Казалось, что в 1968 году поэтом хочет быть каждый. Юджин Маккарти, сенатор и кандидат в президенты, напечатал два своих первых стихотворения в журнале «Лайф» (номер вышел 12 апреля). По его словам, он начал писать стихи примерно за год до этого. Но журналисты считают, что политики ничего не делают в год выборов «просто так», и обозреватель журнала «Лайф» Шана Алекзандер писала: «Позже Маккарти обнаружил с некоторым удивлением, что люди, которым нравится его политика, также склонны любить стихи. Полные энтузиазма толпы ринулись вперед, узнав, что вместе с кандидатом в президенты путешествует Роберт Лоуэлл».

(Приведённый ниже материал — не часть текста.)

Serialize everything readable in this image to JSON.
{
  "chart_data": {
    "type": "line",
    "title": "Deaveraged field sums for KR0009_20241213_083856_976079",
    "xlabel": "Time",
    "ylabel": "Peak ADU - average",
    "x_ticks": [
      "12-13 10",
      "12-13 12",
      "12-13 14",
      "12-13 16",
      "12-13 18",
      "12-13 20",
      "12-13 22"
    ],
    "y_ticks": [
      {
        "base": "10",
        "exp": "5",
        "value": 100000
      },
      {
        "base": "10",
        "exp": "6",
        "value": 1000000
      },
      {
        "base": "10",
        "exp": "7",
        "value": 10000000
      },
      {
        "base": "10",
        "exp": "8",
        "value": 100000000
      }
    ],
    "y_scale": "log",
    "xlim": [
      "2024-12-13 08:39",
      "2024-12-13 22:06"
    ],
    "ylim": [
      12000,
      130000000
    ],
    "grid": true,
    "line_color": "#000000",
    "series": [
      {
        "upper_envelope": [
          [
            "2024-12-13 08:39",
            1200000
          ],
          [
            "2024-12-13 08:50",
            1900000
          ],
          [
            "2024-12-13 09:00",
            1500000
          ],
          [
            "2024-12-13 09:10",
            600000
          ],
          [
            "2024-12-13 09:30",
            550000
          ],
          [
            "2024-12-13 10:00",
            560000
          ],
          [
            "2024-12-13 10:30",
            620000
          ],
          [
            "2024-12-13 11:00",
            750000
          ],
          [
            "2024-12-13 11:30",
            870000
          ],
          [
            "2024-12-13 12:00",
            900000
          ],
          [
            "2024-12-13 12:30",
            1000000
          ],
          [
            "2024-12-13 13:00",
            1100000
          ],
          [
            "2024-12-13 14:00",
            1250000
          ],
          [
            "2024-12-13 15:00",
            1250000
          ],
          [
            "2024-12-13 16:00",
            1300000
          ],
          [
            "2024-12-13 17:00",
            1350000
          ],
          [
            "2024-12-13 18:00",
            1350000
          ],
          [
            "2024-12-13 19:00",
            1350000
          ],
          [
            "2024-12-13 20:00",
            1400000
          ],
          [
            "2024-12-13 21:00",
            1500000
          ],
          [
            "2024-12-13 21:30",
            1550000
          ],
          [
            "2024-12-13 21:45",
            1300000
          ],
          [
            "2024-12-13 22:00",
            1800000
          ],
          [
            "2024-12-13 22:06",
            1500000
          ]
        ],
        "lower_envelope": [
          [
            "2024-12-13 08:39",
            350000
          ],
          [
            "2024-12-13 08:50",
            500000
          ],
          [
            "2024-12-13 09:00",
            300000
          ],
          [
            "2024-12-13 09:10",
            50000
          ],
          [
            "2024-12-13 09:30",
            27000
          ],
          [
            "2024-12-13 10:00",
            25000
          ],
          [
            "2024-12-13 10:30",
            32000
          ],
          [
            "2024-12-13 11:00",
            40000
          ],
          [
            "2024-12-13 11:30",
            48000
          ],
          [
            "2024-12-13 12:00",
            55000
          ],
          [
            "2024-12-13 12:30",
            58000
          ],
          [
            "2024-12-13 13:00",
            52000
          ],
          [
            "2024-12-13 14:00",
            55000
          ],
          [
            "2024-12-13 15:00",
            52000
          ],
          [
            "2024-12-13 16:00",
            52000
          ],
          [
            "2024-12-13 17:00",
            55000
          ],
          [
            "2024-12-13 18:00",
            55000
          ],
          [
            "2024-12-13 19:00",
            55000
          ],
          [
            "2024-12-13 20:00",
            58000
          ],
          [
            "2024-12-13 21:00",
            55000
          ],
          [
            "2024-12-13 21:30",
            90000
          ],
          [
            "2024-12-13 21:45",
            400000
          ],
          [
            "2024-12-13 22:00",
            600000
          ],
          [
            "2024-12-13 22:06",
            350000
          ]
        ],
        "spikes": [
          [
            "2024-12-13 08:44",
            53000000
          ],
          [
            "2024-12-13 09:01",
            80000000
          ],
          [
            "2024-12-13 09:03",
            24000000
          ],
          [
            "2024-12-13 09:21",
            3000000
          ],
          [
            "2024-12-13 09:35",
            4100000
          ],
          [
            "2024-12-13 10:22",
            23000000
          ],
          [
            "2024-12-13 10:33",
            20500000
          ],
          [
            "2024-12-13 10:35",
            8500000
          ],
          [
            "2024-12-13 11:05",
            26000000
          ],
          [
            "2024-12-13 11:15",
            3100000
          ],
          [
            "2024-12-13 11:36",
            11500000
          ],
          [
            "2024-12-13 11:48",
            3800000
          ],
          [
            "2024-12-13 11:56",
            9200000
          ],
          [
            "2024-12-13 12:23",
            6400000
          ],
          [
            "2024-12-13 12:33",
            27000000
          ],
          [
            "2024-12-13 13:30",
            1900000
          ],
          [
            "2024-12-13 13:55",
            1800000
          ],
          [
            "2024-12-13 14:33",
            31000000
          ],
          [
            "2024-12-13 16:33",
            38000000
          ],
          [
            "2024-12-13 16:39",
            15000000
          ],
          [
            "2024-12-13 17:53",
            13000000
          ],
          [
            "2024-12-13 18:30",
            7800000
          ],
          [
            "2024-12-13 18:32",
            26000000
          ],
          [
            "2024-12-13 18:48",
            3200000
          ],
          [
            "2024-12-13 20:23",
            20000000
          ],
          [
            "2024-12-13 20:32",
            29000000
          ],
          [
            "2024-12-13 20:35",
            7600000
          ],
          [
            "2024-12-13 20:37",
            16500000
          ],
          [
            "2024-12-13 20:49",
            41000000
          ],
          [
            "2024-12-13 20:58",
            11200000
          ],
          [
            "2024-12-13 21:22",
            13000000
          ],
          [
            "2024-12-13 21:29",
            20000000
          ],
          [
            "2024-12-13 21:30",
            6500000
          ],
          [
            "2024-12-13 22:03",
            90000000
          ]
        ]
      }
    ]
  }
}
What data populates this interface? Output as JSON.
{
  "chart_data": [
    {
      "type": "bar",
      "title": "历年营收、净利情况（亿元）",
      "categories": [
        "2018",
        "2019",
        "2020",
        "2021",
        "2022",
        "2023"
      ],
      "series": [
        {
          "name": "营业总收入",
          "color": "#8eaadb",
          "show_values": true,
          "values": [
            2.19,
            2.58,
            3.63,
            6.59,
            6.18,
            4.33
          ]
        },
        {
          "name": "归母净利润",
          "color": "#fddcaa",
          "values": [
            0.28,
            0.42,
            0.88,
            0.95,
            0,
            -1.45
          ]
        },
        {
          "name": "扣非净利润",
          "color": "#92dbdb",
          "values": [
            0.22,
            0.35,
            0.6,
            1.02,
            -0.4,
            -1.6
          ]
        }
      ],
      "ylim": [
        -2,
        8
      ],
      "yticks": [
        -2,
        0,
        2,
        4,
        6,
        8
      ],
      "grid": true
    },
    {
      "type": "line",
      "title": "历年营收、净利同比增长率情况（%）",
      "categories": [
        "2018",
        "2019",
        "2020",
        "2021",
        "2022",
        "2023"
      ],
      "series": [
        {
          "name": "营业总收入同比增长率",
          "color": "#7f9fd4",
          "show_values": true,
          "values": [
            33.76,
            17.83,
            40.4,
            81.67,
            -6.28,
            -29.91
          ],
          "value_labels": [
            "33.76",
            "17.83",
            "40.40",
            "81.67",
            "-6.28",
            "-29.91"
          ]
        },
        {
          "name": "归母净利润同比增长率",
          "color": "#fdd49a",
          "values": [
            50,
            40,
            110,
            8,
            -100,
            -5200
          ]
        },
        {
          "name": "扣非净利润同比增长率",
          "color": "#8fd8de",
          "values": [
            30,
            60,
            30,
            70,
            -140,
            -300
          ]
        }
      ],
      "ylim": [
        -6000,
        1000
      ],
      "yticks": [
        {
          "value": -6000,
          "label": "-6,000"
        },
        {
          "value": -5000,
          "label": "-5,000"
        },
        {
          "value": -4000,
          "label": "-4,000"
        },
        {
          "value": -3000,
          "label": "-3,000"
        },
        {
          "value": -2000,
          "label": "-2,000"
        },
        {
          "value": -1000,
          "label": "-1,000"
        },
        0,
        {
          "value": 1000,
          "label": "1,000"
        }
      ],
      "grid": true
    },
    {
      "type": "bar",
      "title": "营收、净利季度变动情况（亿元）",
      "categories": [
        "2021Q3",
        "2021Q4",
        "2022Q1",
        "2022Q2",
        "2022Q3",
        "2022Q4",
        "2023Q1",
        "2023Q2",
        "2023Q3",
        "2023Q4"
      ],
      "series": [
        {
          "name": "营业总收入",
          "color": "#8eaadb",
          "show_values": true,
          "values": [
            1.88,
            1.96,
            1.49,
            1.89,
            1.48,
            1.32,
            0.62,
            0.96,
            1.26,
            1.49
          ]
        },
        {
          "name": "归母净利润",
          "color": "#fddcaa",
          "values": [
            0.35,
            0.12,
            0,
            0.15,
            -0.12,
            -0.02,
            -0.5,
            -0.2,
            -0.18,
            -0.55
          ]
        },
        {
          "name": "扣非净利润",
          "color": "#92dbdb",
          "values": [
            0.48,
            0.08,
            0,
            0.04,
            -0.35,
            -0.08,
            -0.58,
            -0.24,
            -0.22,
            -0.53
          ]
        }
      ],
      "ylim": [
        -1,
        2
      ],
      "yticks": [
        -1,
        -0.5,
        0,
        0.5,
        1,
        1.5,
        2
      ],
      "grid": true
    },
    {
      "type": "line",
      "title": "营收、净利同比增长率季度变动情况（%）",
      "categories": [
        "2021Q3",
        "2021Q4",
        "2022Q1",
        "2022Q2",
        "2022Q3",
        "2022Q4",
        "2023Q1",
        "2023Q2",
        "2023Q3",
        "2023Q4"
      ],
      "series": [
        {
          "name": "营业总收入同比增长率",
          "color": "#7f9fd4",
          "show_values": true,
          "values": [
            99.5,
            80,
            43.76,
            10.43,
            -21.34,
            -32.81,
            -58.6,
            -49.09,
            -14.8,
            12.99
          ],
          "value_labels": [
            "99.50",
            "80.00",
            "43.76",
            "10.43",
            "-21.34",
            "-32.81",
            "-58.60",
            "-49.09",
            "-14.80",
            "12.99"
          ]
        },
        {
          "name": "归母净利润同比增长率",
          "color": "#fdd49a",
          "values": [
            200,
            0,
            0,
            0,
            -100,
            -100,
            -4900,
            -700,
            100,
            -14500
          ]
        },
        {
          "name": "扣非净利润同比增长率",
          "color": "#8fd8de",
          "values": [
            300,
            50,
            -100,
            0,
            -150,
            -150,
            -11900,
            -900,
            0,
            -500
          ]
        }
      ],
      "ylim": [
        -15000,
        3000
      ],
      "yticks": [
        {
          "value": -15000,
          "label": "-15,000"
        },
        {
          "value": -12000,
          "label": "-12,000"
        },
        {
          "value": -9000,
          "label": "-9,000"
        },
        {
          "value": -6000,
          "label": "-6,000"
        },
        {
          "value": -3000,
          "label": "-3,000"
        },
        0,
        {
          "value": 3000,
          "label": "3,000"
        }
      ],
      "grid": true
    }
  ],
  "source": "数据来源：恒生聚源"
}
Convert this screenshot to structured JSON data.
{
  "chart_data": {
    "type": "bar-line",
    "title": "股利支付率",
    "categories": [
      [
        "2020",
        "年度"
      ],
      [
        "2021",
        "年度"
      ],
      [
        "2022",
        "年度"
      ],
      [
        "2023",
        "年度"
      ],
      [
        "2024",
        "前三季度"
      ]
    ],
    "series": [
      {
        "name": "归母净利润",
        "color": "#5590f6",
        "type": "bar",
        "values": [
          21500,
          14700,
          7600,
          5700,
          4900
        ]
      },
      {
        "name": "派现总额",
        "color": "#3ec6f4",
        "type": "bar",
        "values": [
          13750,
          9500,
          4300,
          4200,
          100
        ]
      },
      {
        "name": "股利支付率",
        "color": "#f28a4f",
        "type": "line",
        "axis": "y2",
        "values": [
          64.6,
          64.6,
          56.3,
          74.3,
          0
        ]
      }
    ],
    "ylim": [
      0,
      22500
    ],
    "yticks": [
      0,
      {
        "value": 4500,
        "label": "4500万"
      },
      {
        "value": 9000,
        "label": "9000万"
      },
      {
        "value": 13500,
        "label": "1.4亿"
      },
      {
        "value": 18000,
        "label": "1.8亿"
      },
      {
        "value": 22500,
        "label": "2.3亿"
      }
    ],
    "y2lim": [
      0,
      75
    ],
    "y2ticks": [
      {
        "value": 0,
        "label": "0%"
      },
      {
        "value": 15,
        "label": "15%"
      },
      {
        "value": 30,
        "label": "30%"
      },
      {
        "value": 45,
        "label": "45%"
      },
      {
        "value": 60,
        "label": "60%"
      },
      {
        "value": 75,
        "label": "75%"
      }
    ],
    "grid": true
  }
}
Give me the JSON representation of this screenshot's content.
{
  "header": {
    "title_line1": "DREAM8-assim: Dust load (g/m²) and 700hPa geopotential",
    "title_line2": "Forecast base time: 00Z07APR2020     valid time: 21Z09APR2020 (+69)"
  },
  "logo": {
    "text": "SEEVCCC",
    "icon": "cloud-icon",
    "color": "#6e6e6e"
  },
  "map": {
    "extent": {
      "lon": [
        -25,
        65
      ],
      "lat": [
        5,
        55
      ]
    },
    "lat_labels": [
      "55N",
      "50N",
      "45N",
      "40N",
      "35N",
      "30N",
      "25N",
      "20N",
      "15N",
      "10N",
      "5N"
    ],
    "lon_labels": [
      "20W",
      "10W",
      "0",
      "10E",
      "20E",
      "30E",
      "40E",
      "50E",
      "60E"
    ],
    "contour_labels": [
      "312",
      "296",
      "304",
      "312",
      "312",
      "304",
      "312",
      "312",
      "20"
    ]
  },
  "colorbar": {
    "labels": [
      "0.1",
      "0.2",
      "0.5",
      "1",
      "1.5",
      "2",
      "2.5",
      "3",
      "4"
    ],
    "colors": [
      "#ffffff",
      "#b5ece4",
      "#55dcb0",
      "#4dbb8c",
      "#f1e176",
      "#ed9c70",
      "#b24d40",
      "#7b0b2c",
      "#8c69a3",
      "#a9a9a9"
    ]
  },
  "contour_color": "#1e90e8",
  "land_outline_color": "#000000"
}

Это обращение Маккарти к поэзии показало, как он понимает своих сторонников: они были изумлены поступком своего кандидата, который крайне редко что-либо предпринимал, дабы понравиться избирателям. По большей части традиционные политики-профессионалы и журналисты, освещавшие в средствах массовой информации его деятельность, не понимали его. Маккарти оставлял без внимания речи и события, нимало о том не беспокоясь. Когда телеведущий Дэвид Фрост спросил у него, что, по его мнению, после его кончины следовало бы написать в некрологе, Маккарти ответил без малейшей иронии: «“Он умер”, я полагаю». Его грандиозная популярность в кампусах колледжей и среди молодежи, не любившей «стандартных» политиков с традиционными взглядами, прежде всего обязана была своим существованием тому, что среди участников предвыборной гонки Маккарти оказался единственным, кто настаивал на немедленном окончании войны во Вьетнаме. В начале его кампании настроенные против войны левые, выдвинувшие его кандидатуру, были настолько разочарованы двусмысленной манерой поведения и полным отсутствием пафоса у сенатора, что начали опасаться неудачи. Некоторые думали, не стоило ли обратиться к Бобби Кеннеди. Однако стиль Маккарти импонировал молодежи, которой не нравились лидеры и, напротив, были симпатичны те, кто вел себя не как лидер. Молодежь говорила о нем так, будто он был поэтом, впоследствии ставшим сенатором, хотя истинное положение вещей (не столь романтическое), заключавшееся в том, что он смог «превратиться» в поэта, явилось, пожалуй, более удачным трюком.
Не кто иная, как Шана Алекзандер, окрестила его «загадкой», поясняя: «Первое ощущение от знакомства с ним — это удивление. Восхищение приходит позже (если приходит)». Возможно, одна из причин, по которой он вызывал симпатии у студентов колледжей, заключалась в том, что его внешний облик и манера говорить больше подошли бы профессору, нежели кандидату в президенты. Когда ему задали вопрос относительно беспорядков в «черных» кварталах Уоттс в Лос-Анджелесе, он озадачил всех, сравнив эти события с крестьянским восстанием 1381 года15.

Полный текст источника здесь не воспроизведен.